Since high school, I’ve been lost in a cycle of bingeing and restricting, eventually leading to a year of “self-correction” by counting less than a thousand calories a day. I went from eating too much to eating not enough, from one side of the spectrum to the other. I was only ever too full or too empty; if I was merely satiated, I was not content.
Fasting on Yom Kippur is traditionally intended to be an act of self-punishment as repentance for past sins or a quest for clear-headedness leading to enlightenment. For me, fasting on Yom Kippur will never again be about asking for repentance or seeking enlightenment, but will rather become a preparation for my real act of penitence and healing: choosing to break the fast safely.

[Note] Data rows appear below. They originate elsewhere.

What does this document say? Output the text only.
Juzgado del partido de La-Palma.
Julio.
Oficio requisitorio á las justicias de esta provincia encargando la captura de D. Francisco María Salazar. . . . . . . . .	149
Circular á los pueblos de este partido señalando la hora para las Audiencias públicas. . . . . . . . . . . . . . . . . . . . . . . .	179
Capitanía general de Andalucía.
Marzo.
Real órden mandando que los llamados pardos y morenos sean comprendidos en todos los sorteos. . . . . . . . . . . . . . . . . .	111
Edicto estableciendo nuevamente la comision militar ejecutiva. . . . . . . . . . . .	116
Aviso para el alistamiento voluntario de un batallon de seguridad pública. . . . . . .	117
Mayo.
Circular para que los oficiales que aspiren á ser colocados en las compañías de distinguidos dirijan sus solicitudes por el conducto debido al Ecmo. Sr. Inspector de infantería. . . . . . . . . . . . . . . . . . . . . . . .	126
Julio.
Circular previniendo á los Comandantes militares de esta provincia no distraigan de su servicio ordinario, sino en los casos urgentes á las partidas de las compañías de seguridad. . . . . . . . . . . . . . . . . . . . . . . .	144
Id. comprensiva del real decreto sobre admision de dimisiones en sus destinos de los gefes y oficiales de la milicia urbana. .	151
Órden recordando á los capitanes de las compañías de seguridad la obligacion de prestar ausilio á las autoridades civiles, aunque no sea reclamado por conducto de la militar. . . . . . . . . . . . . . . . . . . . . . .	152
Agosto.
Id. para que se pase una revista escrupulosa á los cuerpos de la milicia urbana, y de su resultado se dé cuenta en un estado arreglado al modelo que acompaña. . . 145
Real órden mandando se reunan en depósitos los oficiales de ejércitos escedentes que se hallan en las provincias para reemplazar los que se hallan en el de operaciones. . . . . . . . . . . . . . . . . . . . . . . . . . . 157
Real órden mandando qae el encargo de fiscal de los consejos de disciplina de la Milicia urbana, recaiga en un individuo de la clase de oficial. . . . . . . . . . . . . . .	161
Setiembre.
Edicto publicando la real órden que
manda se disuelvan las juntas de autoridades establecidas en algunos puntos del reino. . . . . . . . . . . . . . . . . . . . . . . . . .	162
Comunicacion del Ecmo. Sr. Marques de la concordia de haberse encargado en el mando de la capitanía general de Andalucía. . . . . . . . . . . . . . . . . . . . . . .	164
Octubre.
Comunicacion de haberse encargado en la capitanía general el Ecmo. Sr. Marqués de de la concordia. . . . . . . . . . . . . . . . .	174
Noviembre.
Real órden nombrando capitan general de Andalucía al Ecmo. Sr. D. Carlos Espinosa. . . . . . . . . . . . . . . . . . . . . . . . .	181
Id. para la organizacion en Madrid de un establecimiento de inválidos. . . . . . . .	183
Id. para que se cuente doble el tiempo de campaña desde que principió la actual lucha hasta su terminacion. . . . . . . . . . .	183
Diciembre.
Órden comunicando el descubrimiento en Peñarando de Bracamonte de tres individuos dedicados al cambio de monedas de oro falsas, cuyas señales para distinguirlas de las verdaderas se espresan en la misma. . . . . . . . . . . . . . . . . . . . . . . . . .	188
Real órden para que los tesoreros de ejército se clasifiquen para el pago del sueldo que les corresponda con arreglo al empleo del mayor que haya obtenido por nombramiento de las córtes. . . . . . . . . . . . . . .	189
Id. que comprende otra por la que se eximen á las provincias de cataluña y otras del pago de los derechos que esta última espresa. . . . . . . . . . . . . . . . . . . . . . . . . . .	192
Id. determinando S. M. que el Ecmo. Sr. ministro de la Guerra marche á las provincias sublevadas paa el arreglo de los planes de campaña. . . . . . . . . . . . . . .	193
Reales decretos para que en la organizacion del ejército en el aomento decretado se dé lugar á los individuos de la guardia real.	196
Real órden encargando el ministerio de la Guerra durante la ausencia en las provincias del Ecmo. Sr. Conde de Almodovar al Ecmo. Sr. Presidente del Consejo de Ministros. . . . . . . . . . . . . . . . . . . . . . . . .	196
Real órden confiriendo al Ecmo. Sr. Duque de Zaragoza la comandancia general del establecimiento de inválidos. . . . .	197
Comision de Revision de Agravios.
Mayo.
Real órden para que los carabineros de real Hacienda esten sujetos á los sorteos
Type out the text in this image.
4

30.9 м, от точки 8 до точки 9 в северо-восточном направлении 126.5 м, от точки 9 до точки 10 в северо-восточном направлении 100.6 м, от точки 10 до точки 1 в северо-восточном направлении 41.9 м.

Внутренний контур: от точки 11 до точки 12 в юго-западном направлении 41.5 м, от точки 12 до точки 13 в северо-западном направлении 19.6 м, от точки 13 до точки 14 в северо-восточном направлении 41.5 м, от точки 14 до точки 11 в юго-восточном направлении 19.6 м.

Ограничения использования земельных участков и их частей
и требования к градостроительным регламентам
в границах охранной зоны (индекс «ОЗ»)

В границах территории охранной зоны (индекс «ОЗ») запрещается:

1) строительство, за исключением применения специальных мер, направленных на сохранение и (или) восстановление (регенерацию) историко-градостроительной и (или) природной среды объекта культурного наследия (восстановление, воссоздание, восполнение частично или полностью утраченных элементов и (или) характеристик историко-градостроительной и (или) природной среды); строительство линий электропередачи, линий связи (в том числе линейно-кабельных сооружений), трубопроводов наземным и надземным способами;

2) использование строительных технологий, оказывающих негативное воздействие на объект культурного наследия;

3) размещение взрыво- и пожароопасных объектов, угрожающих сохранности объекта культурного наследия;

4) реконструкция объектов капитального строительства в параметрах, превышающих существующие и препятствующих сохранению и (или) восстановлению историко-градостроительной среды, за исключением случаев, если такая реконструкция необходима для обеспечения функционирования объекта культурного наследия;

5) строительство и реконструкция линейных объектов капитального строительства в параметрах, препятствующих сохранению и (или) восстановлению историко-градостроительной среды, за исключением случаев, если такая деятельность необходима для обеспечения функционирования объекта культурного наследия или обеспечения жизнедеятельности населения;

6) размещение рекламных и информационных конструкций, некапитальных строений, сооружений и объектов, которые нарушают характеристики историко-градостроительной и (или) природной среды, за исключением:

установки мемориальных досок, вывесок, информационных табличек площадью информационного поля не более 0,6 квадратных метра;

If I had broken my fast two years ago, I would have eaten too much at the break-fast, mentally justifying it by thinking of how I hadn’t eaten all day. I would have lost all sense of control, only stopping when the embarrassment of eating so much in front of others overpowered my desire to have it all. Then I would have come home and eaten still more because I would not have felt whole until every crevice within me was filled, leaving no room in which for self-doubt or shame to dwell. And that’s exactly what I did for five years.
If I had broken my fast two months ago, I would have eaten nothing at the break-fast, giving in to the voice in my head telling me that if I only made it a little longer without food it would be a perfect day, with zeros on all the registers and nothing to feel guilty for. I would have reveled in the worried looks and accusatory questions of “Aren’t you hungry?” Then I would have come home and eaten still nothing because I would not have felt whole until there was too much empty space within me, opening an abyss to swallow the self-doubt and shame. And that’s exactly why I lost 15 pounds this past summer.
Fasting is no longer a challenge when you’ve been willingly training for starvation, when being hungry has become your hobby. Hunger pangs have alternatively been white flags in the battle for my self-control and victory trumpets in a war of friendly fire. I have used them as permission to eat everything I had been restricting and I have used them as a source of twisted pride in just how much I could restrict. They have simultaneously been my salvation and my damnation, both the life-vest keeping me barely buoyant and the waves calmingly pulling me under.
This year, Yom Kippur for me is about revitalization and rebirth. Our fates are sealed in the Book of Lfe and it is decided who will live and who will die in the new year, but I know a part of me has already died over the past six years as I have abused my body and dimmed my soul. This coming year, as I step gently into recovery, I hope the rest of me may be reborn — a renaissance of body, spirit and soul, my most holy, most personal, most worthy temples.
When I break my fast this year, I will eat to satiety, sealing my promise to properly nourish my body and soul in the new year. I will enjoy the company of those around me and be thankful that I have fresh, nutritious food to eat every day. Then I will come home and maybe eat more, or maybe not, because I trust my mind and my body and I know that I have no reason to doubt myself and nothing to be ashamed of.
I have spent enough time fasting over the past six years to fill decades of Yom Kippurs. It is time for me to break my fast, once and for all.